Drivers say the service being introduced by KakaoTalk – the country's largest mobile chat app – will threaten their livelihoods.
A 57-year-old taxi driver committed suicide by setting himself on fire in a solo protest outside parliament in Seoul last week, forcing KakaoTalk to delay their launch of the service, initially set for this week.
Joseph Kim reports from Seoul.
Only a limited number of the country's 252,000 taxis were taking passengers on Thursday, Yonhap news agency said.

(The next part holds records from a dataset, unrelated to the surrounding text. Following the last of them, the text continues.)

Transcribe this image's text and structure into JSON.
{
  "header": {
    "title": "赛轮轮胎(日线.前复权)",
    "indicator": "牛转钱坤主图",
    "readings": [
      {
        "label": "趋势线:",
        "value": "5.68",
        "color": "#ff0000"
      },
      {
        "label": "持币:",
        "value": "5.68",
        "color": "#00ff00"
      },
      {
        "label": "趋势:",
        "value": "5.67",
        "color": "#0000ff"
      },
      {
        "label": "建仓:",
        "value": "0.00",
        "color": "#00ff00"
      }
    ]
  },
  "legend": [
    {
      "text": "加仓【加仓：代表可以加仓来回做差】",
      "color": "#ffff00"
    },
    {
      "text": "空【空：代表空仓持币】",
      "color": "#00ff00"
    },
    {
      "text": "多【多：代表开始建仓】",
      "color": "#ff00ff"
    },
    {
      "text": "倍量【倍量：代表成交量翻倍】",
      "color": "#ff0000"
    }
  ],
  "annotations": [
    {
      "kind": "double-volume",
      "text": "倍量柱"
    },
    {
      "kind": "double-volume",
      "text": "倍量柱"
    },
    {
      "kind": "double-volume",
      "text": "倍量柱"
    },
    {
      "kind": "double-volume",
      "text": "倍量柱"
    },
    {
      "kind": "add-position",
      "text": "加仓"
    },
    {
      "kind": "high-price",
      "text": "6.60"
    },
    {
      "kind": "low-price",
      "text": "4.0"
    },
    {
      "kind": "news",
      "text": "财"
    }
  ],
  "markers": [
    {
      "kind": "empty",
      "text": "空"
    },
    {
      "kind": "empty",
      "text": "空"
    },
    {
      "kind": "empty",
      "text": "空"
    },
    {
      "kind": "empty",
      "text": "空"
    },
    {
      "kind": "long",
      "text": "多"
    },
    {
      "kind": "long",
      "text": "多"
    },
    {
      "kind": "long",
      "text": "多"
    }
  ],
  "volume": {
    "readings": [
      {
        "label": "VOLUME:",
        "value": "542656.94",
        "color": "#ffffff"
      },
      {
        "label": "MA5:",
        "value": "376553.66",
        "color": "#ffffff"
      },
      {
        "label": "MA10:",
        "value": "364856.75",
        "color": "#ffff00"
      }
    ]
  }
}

Traffic jams were reported on some highways leading to the capital as taxi drivers drove their vehicles at a snail's pace across the river Han, raising concerns of evening traffic chaos on the giant Mapo Bridge.
Police have mobilised 9,000 riot police to maintain order, Yonhap said.
A backlash from taxi drivers in South Korea forced US giant Uber to close its main ride-sharing service in 2015.
The company now has only a minimal presence in the country, offering only taxi- and licensed-hire vehicle services.
KakaoTalk is used by more than 80 percent of South Koreans, and in recent months tens of thousands of taxi drivers have held mass rallies in Seoul to condemn its upcoming car-pooling service.